In their paper “The future of employment: how susceptible are jobs to computerization?”Carl Benedikt Frey and Michael Osborne research 702 occupations in the US labour market concluding that 47% of the whole workforce is at risk of computerization in a time span of around 10 years from now. Out of those 702 jobs, around a 100 have 95% or higher risk of automation much earlier.
Technological development, however, is not the only factor affecting that probability. Governmental regulations, cost and availability of skilled workers and social factors still have an important role. Still, technological advancement does not wait for society to catch up with it – everyday it is providing cheaper, faster and more efficient solutions in terms of hardware, software or combination of the two. See Moore’s Law. In our current economy where costs of equipment, labor, estate etc. define competition, automation which greatly reduces those costs will surely be in demand. Uber researching autonomous vehicles will remove drivers’ jobs, a sector numbering around 135 million professionals in the US and many more in the rest of the developed world. When implemented, computerization will quickly affect retail cashiers, fast food workers and clerks and this is only the tip of the iceberg.
Optimistic economists state that in the past whenever a technological revolution occurred, obsolete workers revised their skills and took on jobs that did not exist. This conveniently leaves out the fact that the jobs created by that revolution were far less than the ones technology replaced. Technologists say that breakthroughs have consistently enhanced living standards, health and therefore life expectancy. Still new technologies are always expensive in the beginning so for them to be significantly effective they have to be affordable for everyone.Today technological advancements play a role in every aspect of the economy. What would the millions unemployed do if their jobs become obsolete? They either get lower paid positions or become unemployed. Either way purchasing power will fall down much faster than the falling price of goods and services. Without adequate measures this may result in another global crisis. In developing countries this fluctuation is smoother as increase in living standards and workers’ growing salary demands sync – for example China.
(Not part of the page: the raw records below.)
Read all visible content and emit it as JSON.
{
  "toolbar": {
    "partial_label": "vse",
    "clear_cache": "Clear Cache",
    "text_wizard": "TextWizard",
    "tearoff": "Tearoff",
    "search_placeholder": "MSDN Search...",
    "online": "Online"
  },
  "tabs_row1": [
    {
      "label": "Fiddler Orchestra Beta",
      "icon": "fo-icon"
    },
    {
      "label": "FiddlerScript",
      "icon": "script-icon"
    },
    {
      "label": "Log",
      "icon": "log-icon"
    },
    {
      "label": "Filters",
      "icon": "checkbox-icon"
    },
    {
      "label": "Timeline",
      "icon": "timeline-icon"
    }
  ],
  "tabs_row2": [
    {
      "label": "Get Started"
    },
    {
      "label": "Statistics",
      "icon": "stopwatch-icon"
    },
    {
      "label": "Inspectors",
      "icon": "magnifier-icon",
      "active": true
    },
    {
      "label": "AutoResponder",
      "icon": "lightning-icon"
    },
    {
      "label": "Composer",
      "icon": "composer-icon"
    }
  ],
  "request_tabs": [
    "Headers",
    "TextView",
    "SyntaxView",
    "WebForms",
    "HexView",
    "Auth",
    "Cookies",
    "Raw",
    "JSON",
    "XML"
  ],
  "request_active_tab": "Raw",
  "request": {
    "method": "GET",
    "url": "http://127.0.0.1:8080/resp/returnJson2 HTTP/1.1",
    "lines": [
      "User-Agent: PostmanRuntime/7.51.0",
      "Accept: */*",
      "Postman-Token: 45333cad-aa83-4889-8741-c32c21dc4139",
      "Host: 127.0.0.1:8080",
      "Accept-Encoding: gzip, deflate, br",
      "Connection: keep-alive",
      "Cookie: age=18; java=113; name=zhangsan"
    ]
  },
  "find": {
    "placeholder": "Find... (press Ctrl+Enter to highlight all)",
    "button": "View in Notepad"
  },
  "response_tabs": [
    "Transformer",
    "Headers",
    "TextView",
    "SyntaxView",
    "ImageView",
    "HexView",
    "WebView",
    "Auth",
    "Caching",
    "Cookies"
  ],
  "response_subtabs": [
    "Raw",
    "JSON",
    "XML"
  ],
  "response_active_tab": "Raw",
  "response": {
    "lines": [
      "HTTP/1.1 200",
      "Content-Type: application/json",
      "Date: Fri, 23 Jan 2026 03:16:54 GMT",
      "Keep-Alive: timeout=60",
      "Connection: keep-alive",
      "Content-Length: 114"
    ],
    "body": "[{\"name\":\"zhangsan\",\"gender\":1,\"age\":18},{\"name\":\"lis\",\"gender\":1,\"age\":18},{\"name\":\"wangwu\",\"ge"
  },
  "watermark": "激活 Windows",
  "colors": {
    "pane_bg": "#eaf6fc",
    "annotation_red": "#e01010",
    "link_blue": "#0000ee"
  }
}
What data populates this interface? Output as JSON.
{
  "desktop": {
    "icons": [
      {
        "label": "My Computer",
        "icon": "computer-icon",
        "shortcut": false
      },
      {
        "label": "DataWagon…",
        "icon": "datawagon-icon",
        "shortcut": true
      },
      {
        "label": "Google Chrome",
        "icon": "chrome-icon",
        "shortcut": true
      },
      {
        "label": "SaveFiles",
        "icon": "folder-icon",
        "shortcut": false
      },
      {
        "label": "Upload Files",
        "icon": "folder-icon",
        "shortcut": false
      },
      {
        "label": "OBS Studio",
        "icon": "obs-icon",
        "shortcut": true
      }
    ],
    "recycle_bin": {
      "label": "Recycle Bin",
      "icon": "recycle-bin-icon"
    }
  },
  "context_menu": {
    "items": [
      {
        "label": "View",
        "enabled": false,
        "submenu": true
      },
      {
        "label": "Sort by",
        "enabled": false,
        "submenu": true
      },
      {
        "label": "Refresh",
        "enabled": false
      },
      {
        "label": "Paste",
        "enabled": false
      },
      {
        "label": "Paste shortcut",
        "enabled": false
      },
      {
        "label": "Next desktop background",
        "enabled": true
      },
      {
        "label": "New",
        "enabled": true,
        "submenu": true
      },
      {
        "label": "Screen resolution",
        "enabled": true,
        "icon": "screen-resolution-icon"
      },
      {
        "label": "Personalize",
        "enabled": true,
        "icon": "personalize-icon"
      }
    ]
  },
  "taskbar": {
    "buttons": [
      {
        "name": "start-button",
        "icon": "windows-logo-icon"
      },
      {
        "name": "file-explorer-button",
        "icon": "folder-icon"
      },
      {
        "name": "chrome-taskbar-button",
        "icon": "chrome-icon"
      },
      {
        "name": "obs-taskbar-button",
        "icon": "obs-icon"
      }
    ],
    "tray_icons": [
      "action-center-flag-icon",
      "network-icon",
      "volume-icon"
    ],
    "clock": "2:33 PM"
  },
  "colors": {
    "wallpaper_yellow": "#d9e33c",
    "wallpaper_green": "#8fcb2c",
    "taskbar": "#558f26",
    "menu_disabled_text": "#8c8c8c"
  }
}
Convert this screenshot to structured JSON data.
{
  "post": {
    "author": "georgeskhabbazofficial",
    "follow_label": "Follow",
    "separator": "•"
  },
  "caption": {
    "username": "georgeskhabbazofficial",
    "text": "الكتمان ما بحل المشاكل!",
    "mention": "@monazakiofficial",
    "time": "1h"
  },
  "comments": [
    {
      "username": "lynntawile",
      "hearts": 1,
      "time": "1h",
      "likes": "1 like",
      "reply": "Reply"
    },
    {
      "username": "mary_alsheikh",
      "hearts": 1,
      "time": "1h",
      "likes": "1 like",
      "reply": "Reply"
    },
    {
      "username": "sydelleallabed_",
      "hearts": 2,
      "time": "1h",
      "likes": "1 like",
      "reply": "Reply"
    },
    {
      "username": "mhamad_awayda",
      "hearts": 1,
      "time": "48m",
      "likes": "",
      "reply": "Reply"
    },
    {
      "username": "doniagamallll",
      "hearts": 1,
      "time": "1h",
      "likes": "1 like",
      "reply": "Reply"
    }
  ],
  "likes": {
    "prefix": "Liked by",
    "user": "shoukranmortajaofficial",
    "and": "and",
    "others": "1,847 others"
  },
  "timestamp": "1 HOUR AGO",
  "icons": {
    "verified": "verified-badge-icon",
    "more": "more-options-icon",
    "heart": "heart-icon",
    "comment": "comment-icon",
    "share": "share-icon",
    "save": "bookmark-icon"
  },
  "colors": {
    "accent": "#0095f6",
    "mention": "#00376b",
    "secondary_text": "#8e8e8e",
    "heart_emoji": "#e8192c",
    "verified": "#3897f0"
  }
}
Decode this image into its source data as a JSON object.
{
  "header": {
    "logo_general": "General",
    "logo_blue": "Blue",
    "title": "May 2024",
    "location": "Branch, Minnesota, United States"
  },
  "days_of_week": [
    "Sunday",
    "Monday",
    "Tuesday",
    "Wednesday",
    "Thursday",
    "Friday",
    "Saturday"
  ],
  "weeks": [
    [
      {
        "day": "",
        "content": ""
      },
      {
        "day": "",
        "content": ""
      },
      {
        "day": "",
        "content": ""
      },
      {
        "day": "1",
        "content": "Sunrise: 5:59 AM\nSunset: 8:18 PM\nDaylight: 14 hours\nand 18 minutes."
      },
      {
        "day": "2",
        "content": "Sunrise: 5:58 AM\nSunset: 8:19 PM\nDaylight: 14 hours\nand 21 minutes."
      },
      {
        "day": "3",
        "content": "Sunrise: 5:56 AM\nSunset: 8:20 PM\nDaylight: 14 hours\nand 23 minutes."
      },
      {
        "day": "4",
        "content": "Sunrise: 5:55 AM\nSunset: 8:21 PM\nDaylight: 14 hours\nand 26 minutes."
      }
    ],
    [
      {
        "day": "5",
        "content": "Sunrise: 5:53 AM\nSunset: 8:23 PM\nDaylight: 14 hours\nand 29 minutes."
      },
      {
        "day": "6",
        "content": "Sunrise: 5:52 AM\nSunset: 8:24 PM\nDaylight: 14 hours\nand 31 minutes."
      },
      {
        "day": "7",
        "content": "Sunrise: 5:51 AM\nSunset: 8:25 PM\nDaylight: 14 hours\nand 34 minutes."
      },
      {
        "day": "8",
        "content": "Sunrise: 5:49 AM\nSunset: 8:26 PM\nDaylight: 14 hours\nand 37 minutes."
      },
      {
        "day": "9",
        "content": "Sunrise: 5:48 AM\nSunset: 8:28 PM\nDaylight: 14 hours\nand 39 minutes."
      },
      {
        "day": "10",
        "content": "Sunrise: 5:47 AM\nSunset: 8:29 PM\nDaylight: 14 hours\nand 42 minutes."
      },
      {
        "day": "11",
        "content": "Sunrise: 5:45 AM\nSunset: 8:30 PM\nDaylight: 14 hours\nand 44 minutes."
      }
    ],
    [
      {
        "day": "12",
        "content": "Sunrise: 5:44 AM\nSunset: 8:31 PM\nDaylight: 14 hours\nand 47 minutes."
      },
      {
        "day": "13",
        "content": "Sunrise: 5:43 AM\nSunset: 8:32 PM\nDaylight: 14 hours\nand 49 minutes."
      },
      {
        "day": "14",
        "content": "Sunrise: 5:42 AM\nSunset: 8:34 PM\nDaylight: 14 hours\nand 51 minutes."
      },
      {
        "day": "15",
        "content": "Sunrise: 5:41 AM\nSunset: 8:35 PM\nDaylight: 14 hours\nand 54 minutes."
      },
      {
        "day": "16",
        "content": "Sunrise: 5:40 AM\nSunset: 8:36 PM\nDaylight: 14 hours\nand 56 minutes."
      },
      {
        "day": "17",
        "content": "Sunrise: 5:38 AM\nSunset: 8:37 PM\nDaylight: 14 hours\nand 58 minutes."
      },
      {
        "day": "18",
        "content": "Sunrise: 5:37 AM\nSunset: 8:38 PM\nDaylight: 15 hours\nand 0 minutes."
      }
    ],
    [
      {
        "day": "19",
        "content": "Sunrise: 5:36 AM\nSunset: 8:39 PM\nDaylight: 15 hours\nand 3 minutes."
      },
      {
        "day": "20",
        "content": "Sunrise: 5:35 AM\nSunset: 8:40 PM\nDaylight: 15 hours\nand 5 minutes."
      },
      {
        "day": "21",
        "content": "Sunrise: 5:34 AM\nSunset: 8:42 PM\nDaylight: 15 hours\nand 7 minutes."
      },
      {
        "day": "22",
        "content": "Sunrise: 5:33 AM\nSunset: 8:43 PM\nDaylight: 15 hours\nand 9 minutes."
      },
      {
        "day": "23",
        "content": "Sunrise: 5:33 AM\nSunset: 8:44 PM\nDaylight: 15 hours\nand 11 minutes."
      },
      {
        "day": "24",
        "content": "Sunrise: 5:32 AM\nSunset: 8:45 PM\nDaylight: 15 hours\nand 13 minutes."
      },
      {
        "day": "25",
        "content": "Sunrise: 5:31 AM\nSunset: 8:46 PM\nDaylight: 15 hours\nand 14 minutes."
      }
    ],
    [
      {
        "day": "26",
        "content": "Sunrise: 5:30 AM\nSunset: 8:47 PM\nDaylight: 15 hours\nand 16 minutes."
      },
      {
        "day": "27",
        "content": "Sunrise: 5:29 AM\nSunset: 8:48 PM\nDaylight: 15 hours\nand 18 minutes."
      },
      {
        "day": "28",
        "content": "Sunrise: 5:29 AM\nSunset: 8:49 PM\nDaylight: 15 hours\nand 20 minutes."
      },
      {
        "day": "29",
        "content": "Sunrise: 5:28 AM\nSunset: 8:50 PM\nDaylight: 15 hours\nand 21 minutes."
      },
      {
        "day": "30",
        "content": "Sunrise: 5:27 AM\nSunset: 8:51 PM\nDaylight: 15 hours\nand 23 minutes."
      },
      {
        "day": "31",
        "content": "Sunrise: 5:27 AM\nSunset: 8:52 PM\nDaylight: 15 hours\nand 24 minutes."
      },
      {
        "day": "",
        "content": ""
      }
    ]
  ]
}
In his essay “Why is software eating the world?”, Mark Andreessen focuses on how in a few years time every company will be software company – there won’t be any uncomputerized businesses. But in his pragmatic vision that “eating” is actually survival of the fittest within the software industry with examples of Google and Amazon acquiring numerous other companies, he leaves out this main point – software is already devouring the social and economic pillars of our world. Automation is threatening to disrupt the money flow from consumers to producers. We have to open-mindedly embrace the future keeping this issue into account.
The easiest solution might be to just decrease the correlation between work and spending power with more governmental interference. Dr. Martin Luther King’s idea of basic income is a solid fit for this situation, although to some people it might be in contrast with the Western world’s Protestant work ethic. In what other ways could a society protect those whose labour has become obsolete due to automation and are not able to re-employ elsewhere?
Whatever the outcome one thing is certain – jobs will never be the same after the revolution occurs. One optimistic view might suggest that it will lead to utopian world where all human beings are not engaged in dull, repetitive tasks. We can also be sure that the economically strong today will cling to the old system as long as they can. We just have to be very cautious in every step of the way.